14日の米株式相場はダウ工業株30種平均が続伸し7ドル高、ナスダック総合株価指数は小反落。米中首脳会談の延期観測が重荷になった。ムニューシン米財務長官は同日、貿易問題を巡る米中首脳会談が3月中に開かれないとの見方を示した。市場では4月への開催先送りはある程度織り込まれていたが、交渉の先行き不透明感が改めて意識されやすい。

大阪取引所の夜間取引で日経平均先物6月物は前日の清算値に比べ40円高い2万1160円で終えた。英議会下院が日本時間15日未明、欧州連合(EU)からの離脱の延期をEUに求める動議を賛成多数で可決したが、市場の想定内でさほど材料視されない可能性が高い。

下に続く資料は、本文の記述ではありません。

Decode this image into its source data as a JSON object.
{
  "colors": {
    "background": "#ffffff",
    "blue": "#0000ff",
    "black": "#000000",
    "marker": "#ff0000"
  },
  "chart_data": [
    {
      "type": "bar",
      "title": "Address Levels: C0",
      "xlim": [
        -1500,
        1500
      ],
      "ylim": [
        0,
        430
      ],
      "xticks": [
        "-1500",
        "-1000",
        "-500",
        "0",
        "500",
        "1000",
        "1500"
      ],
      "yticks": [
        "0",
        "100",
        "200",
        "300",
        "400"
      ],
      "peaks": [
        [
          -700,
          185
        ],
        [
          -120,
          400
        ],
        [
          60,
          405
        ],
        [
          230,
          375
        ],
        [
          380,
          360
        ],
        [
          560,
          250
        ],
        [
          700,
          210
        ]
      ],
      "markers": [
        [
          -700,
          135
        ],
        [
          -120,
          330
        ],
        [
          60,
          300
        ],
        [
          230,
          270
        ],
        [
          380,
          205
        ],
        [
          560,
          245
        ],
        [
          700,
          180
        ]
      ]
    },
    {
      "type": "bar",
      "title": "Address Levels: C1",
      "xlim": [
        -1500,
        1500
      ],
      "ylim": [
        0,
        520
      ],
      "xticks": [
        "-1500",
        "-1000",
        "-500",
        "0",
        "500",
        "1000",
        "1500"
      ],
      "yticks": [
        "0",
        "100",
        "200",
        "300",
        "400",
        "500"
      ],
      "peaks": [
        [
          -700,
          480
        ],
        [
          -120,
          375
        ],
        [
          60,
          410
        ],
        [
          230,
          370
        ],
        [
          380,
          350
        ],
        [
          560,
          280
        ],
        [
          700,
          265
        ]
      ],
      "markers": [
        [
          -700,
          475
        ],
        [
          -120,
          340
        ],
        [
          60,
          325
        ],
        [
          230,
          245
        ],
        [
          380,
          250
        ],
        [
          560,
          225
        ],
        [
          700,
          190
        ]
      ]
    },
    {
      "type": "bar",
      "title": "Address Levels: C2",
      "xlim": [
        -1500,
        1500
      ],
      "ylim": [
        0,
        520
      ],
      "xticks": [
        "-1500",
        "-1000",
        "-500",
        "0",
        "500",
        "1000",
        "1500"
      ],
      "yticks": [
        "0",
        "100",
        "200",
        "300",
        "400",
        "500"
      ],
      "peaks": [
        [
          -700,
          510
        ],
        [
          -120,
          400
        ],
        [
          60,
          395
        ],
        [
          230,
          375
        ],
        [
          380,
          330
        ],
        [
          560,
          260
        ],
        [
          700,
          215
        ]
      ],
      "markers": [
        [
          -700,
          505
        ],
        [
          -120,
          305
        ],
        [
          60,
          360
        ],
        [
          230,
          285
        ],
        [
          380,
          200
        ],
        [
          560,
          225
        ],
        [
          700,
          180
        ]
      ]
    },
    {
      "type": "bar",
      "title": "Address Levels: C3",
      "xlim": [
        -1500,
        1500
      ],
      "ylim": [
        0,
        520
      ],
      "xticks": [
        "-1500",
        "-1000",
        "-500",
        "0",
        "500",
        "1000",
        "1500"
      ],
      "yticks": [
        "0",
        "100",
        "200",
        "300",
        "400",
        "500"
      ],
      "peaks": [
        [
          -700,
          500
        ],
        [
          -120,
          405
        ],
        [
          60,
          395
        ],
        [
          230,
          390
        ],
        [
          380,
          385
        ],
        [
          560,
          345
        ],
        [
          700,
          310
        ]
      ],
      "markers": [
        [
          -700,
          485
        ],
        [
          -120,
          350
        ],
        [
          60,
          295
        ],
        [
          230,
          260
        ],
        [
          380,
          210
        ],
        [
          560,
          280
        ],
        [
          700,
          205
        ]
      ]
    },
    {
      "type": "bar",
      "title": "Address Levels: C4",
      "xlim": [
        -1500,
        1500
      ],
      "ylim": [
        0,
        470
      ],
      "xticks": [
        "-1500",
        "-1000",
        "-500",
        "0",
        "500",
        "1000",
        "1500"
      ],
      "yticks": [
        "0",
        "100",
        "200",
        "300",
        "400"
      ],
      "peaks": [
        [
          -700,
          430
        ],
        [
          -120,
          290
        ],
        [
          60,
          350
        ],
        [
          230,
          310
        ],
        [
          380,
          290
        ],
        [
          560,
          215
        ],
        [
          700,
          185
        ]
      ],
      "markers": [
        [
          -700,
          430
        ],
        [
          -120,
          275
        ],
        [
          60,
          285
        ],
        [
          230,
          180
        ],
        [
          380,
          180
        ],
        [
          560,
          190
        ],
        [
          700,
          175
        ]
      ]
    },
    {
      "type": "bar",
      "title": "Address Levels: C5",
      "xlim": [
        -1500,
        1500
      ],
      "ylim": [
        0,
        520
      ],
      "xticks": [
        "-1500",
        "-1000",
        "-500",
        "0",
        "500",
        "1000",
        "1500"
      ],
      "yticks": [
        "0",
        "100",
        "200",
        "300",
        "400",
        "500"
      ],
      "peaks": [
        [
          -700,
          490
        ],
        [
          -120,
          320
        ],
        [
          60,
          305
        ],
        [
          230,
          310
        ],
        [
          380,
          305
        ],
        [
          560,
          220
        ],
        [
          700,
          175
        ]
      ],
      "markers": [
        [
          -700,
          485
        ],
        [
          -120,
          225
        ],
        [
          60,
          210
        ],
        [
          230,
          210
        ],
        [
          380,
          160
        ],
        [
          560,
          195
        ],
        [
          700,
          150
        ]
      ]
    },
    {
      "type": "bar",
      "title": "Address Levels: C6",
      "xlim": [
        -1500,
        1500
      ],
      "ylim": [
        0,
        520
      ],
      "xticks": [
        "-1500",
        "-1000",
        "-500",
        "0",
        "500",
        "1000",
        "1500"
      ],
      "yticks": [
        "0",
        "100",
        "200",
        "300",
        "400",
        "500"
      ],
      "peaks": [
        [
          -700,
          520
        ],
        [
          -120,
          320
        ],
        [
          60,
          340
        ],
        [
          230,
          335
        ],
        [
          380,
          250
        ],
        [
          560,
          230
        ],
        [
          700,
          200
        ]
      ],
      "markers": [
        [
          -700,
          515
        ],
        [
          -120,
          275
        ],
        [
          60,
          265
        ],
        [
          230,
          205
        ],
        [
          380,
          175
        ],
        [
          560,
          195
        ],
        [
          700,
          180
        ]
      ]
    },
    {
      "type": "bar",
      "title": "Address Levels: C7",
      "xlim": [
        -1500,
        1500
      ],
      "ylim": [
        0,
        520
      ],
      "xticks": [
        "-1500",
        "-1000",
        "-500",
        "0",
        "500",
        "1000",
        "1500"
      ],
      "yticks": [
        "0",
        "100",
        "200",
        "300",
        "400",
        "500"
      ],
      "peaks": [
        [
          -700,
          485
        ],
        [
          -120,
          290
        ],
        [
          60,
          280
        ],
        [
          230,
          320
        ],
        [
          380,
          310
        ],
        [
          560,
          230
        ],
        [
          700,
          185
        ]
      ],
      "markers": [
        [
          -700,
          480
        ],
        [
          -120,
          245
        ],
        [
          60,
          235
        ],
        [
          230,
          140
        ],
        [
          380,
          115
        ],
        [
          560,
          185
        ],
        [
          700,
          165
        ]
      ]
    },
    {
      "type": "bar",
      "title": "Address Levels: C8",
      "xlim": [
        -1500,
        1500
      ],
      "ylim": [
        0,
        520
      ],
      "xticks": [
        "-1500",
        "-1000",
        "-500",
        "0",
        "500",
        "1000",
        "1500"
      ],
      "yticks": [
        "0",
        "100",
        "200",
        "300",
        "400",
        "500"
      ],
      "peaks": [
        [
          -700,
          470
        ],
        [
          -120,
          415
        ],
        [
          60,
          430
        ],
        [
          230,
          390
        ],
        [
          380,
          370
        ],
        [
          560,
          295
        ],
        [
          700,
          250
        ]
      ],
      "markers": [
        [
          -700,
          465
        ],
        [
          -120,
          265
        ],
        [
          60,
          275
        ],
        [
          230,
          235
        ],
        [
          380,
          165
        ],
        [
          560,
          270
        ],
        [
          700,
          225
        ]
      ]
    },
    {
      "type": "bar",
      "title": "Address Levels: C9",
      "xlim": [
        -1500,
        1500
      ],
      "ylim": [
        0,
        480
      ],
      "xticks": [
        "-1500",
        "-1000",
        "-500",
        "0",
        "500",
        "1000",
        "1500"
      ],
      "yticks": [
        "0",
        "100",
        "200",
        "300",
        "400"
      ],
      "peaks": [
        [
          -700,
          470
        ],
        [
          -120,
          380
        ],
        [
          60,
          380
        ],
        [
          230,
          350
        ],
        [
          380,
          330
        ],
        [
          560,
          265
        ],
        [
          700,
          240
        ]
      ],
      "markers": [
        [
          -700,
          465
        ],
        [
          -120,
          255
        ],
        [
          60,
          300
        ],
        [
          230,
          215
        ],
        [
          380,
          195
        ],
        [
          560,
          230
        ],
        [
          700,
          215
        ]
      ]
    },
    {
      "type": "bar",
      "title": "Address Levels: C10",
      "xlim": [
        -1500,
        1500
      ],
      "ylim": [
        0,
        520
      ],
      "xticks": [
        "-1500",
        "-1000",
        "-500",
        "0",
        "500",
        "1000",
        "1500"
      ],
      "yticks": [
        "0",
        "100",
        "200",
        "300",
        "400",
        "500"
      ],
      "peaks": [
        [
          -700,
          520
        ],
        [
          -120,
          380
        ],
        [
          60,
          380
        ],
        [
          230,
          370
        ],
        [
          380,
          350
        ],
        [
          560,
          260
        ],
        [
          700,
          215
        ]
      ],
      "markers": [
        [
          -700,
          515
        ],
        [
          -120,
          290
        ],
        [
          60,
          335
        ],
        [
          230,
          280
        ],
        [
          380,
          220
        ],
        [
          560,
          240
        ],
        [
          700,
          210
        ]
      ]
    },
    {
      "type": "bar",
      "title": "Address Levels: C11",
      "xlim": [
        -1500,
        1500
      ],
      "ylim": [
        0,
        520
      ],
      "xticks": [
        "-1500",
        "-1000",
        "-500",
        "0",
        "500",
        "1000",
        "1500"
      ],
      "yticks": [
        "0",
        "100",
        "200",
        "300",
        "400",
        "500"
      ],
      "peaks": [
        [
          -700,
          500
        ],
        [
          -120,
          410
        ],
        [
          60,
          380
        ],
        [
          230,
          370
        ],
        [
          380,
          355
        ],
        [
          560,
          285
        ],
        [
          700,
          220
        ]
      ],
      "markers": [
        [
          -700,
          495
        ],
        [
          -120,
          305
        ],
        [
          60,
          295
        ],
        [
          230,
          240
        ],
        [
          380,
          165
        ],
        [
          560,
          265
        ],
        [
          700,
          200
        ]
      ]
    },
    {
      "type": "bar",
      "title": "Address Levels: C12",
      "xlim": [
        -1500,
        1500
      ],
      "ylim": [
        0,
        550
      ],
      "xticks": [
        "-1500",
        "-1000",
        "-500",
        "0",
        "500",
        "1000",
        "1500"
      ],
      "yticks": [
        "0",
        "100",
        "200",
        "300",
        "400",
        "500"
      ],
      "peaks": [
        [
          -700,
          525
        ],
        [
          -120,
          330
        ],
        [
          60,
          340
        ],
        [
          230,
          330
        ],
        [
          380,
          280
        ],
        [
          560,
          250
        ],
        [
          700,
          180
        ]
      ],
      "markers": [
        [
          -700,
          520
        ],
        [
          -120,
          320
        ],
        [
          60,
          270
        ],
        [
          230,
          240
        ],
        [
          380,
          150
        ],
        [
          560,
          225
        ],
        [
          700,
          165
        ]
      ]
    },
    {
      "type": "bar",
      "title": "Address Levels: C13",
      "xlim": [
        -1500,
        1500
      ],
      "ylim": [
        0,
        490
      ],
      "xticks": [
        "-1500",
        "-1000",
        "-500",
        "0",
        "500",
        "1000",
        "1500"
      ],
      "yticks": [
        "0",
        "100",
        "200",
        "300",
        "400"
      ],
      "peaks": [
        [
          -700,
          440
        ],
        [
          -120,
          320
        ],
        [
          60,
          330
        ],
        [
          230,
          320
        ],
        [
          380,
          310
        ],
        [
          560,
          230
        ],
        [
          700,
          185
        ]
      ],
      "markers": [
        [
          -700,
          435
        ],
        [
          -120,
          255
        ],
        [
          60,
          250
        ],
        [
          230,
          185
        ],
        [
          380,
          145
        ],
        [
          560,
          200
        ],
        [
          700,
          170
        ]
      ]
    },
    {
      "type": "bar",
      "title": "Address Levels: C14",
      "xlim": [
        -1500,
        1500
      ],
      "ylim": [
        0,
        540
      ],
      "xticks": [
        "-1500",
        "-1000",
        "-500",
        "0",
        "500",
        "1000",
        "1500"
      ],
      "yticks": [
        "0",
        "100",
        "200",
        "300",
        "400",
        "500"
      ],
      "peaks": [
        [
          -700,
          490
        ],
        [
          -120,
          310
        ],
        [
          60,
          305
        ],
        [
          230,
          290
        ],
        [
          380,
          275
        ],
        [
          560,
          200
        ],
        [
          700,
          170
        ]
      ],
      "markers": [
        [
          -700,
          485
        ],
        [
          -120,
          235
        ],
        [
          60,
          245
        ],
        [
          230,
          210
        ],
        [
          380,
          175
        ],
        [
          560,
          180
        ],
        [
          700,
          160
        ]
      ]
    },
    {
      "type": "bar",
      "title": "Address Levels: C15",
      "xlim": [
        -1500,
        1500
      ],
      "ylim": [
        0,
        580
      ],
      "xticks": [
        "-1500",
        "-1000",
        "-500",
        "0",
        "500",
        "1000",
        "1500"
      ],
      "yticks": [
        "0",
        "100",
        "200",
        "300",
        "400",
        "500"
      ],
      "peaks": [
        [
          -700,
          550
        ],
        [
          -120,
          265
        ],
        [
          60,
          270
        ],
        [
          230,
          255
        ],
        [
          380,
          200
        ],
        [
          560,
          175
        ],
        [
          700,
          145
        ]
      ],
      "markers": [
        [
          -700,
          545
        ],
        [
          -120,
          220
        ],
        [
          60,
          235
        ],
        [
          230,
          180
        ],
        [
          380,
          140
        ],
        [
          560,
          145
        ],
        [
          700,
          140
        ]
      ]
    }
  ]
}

前日14日の日経平均は午前に一時200円超上昇したが、午後にかけて失速。高値を付けた昨年10月以降の価格帯別累積売買代金をみると、2万1500円から2万2000円の価格帯で商いが比較的多く、この水準にさしかかると戻り待ちの売りが出やすい。みずほ証券の三浦豊シニアテクニカルアナリストは「前日までと同じく午後は欧州勢などから売りが出て、大引けにかけ軟調な推移となる可能性がある」とみていた。

日銀は15日に金融政策決定会合の結果を公表する。金融政策の現状維持を決める公算が大きい。市場では景気認識をめぐり「輸出と生産の判断を引き下げることを検討する」(12日付の日本経済新聞朝刊)との見方が多いが、日本株への影響は限定的だろう。黒田東彦総裁が株式市場の取引終了後に記者会見する。

国内では東証マザーズ市場にクラウド人材管理サービスのカオナビが新規上場する。海外では中国国家統計局が2月の主要70都市の新築住宅価格動向を公表する。米国では2月の米鉱工業生産指数や3月のニューヨーク連銀製造業景況指数が発表される。